Rechtspraak
Rechtbank Midden-Nederland (Locatie Amersfoort), 13 december 2017
ECLI:NL:RBMNE:2017:6746
werknemer/werkgever
Feiten
Werknemer treedt op 25 oktober 2016 voor onbepaalde tijd in dienst bij werkgever. Werknemer heeft de Russische nationaliteit en is als kennismigrant naar Nederland gekomen. Een van de voorwaarden voor arbeid als kennismigrant is dat de werkgever van de kennismigrant als erkend referent wordt aangemerkt. Werknemer meldt zich op 8 december 2016 ziek. De bedrijfsarts stelt vast dat werknemer arbeidsongeschikt is. Bij beschikking van 3 juli 2017 wordt werkgever door de Immigratie- en Naturalisatiedienst vervolgens voor de duur van drie maanden geschorst als erkend referent. Als gevolg hiervan meldt werkgever dat het werknemer niet meer is toegestaan werkzaamheden bij haar te verrichten en deelt hem mede dat hij een andere werkgever dient te zoeken die wel erkend referent is.

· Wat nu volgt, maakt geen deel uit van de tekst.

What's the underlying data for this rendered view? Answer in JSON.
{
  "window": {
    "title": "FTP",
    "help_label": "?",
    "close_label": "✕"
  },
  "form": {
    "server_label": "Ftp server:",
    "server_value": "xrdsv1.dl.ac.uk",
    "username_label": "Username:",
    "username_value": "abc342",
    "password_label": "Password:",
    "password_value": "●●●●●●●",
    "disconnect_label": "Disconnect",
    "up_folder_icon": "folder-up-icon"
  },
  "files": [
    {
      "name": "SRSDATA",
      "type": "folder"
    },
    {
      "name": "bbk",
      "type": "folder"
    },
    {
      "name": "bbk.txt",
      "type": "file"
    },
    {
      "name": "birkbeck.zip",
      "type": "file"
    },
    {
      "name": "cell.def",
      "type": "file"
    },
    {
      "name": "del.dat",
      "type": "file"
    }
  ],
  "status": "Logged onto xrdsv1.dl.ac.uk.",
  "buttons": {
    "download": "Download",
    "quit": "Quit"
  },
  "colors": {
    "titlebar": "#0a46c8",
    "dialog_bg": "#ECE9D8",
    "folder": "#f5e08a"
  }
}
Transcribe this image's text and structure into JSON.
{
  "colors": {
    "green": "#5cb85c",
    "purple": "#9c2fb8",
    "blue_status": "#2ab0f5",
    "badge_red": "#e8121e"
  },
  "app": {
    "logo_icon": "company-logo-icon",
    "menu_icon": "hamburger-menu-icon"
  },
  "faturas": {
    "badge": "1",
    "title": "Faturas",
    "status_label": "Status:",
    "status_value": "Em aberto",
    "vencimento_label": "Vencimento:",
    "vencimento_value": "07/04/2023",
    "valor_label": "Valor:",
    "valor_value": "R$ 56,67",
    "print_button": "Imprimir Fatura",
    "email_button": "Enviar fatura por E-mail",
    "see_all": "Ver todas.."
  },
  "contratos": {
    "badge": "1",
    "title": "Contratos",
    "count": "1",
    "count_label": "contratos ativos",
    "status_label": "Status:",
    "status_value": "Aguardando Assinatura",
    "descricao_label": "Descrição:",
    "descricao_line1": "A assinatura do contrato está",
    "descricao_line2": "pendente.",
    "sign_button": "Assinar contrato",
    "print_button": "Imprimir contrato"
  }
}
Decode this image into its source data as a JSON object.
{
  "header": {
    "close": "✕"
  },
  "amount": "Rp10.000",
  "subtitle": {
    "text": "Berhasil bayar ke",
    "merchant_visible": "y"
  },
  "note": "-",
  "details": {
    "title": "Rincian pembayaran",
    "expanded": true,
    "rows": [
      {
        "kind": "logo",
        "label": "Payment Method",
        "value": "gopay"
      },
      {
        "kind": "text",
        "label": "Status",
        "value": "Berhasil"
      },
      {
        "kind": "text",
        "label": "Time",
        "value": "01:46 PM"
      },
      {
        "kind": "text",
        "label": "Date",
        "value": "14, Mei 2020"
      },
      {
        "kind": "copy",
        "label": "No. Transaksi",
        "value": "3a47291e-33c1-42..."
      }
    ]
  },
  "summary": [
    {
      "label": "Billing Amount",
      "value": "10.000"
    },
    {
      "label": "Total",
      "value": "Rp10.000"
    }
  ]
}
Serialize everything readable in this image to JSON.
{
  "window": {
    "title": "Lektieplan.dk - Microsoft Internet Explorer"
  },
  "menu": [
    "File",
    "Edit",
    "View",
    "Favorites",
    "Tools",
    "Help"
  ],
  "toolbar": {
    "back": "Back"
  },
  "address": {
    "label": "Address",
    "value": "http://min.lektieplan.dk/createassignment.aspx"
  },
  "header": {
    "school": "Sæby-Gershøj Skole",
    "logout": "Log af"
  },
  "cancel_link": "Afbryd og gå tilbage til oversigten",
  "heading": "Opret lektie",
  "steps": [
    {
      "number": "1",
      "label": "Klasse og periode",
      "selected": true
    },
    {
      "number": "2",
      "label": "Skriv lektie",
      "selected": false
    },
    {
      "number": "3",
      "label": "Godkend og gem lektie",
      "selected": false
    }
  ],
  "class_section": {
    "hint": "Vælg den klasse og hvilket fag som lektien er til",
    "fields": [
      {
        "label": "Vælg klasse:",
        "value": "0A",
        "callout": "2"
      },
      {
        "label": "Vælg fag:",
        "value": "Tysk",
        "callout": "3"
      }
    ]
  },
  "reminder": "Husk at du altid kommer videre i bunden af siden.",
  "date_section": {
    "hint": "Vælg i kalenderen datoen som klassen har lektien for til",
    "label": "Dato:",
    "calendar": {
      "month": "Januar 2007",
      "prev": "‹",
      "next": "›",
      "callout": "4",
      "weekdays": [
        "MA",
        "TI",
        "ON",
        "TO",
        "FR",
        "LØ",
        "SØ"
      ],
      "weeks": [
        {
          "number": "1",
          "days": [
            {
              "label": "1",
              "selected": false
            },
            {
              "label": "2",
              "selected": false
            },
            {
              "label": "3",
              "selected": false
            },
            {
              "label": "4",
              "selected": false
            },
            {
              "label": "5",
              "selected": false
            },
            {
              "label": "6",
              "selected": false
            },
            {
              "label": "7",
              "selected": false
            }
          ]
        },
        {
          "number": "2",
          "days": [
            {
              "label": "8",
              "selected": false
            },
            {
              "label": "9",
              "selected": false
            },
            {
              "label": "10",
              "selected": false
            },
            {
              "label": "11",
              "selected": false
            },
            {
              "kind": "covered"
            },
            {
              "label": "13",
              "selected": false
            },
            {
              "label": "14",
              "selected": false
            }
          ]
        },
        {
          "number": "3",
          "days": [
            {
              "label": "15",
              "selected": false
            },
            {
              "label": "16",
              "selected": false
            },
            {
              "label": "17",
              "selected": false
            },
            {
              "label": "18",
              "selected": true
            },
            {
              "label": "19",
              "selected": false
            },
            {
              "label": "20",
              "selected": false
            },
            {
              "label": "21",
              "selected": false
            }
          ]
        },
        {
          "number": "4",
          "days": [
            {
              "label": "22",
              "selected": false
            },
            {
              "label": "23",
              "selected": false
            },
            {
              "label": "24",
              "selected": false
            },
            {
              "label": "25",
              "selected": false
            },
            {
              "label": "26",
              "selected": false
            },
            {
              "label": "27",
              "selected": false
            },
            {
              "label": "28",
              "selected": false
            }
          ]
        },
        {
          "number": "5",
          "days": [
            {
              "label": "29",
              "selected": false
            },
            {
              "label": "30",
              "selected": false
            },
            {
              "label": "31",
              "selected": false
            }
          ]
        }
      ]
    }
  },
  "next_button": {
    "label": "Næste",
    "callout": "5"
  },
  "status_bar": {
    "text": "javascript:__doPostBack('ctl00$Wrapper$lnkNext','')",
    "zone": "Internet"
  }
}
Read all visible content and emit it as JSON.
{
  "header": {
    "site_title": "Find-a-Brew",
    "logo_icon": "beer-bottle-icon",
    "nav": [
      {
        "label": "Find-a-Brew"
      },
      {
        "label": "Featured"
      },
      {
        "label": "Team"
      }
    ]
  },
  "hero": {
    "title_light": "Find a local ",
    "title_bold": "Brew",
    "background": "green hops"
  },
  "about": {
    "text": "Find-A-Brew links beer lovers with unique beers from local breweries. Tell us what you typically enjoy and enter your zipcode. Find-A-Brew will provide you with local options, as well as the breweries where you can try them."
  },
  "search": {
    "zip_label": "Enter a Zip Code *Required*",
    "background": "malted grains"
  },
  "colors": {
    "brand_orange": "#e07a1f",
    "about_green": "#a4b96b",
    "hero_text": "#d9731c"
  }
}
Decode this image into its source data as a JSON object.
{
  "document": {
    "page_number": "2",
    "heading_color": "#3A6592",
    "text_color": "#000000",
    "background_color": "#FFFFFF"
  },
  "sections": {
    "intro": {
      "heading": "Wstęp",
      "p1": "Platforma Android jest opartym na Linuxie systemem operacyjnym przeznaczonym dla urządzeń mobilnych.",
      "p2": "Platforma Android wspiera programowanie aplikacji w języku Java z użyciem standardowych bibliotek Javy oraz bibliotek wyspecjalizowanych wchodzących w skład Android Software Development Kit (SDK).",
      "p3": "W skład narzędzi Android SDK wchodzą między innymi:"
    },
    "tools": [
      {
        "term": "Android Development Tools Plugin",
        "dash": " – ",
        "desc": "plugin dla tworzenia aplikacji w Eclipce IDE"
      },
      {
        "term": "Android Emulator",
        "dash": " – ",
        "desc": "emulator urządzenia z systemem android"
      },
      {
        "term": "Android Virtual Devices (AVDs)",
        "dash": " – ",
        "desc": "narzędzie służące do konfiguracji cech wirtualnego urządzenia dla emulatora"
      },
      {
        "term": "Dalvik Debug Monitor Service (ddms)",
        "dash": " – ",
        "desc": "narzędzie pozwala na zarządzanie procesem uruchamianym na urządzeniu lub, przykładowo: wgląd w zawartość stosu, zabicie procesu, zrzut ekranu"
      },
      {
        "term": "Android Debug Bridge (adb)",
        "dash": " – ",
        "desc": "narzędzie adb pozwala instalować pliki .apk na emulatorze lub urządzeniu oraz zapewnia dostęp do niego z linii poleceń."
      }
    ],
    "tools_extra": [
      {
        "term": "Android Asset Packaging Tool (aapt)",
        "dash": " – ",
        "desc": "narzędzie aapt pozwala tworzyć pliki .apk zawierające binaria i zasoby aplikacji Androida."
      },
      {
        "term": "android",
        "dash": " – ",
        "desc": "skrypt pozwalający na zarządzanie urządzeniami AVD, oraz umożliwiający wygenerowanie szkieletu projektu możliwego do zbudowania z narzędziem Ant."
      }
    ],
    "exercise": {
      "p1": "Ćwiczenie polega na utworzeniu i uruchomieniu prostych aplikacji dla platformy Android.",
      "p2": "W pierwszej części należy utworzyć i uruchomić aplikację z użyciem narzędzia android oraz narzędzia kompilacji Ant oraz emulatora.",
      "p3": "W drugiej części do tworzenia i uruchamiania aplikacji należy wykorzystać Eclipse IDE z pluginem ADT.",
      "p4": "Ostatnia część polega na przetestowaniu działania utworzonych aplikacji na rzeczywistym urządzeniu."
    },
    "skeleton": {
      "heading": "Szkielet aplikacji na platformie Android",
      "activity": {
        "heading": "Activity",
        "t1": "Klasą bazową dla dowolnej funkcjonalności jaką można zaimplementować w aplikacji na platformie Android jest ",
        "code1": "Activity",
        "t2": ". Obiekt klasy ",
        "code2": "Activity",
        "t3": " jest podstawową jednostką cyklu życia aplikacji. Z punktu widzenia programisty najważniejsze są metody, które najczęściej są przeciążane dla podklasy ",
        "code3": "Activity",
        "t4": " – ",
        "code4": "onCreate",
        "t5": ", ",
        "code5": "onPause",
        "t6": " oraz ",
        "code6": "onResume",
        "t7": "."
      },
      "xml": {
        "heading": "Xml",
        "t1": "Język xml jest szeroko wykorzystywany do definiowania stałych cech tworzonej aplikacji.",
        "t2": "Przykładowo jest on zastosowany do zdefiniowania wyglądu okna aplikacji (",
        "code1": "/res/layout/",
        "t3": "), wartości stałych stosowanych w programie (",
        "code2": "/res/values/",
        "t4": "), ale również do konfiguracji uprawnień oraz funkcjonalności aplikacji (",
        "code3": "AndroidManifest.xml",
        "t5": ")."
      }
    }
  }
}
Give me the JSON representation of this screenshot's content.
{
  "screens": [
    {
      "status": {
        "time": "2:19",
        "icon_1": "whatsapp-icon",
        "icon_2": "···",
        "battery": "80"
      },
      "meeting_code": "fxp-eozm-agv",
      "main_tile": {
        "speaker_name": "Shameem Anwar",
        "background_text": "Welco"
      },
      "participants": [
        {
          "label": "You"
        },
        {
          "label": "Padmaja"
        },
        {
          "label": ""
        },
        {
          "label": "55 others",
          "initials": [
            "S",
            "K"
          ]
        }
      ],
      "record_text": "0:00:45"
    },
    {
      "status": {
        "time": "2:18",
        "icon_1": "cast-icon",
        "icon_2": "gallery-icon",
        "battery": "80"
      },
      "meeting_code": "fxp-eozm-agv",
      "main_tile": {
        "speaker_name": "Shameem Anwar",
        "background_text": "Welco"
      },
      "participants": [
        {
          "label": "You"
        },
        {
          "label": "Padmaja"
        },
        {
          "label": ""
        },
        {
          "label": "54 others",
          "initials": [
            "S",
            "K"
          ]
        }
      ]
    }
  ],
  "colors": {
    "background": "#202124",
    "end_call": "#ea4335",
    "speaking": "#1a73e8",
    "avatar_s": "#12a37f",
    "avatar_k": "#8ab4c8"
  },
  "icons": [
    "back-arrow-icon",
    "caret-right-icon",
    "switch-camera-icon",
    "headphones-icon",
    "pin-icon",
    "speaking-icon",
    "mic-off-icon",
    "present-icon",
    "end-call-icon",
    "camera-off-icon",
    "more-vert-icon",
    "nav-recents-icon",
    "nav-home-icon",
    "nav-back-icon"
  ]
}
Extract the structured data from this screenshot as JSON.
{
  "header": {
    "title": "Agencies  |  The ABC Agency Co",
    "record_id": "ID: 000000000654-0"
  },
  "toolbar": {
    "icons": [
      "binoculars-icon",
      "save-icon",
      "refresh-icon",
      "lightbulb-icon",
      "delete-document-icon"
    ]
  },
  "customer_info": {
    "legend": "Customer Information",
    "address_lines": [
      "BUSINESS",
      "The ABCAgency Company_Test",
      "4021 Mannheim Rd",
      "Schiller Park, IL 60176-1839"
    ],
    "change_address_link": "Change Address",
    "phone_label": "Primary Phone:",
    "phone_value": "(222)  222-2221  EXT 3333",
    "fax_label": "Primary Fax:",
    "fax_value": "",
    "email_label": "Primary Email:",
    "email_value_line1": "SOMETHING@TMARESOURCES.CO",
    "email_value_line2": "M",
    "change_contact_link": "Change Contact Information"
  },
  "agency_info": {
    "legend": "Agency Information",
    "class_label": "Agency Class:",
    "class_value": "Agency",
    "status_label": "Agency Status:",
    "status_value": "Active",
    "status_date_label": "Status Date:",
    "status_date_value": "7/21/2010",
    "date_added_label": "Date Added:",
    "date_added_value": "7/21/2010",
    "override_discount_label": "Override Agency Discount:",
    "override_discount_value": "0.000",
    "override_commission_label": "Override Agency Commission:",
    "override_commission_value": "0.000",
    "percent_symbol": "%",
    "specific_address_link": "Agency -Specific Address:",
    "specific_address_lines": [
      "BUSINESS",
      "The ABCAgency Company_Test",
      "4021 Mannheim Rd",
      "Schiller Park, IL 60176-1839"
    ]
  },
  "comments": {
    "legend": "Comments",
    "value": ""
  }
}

Het loon van werknemer wordt vanaf september 2017 door werkgever onbetaald gelaten. Bij brief van 30 november 2017 laat werkgever werknemer ten slotte weten dat zij het loon opschort omdat werknemer niet meewerkt aan het opstellen, evalueren en bijstellen van het plan van aanpak. In deze brief wordt werknemer bovendien op staande voet ontslagen vanwege onder meer werkweigering (het voorwenden van ziekte) en het verspreiden van berichten over werkgever op social media.
Oordeel
Niet in geschil is of het ontslag op staande voet rechtsgeldig is gegeven. De rechtsgeldigheid van het ontslag wordt dan ook aangenomen, zodat de loonvordering die ziet op de periode vanaf 30 november 2017 wordt afgewezen. Voorts blijkt niet uit de arbeidsovereenkomst dat sprake is van een ontbindende voorwaarde die inhoudt dat de arbeidsovereenkomst eindigt of dat het loon zal worden opgeschort als werkgever de status van erkend referent verliest. Ten aanzien van het niet-meewerken aan de re-integratievoorschriften oordeelt de kantonrechter dat werkgever pas bij brief van 30 november 2017 heeft gemeld dat de loonbetalingen zullen worden opgeschort. Gelet op artikel 7:629 lid 7 BW kan werkgever er niet achteraf een beroep op doen dat er een omstandigheid bestond op grond waarvan zij in het verleden het loon niet heeft betaald. Daar komt bij dat de beoordeling van ziekte aan de bedrijfsarts is en niet aan de werkgever. Uit de overgelegde stukken blijkt dat werknemer nog altijd ziek is en niet is gebleken dat werknemer niet meewerkt aan zijn re-integratie. De loonvordering tot betaling van het loon van 1 september 2017 tot 30 november 2017 wordt toegewezen.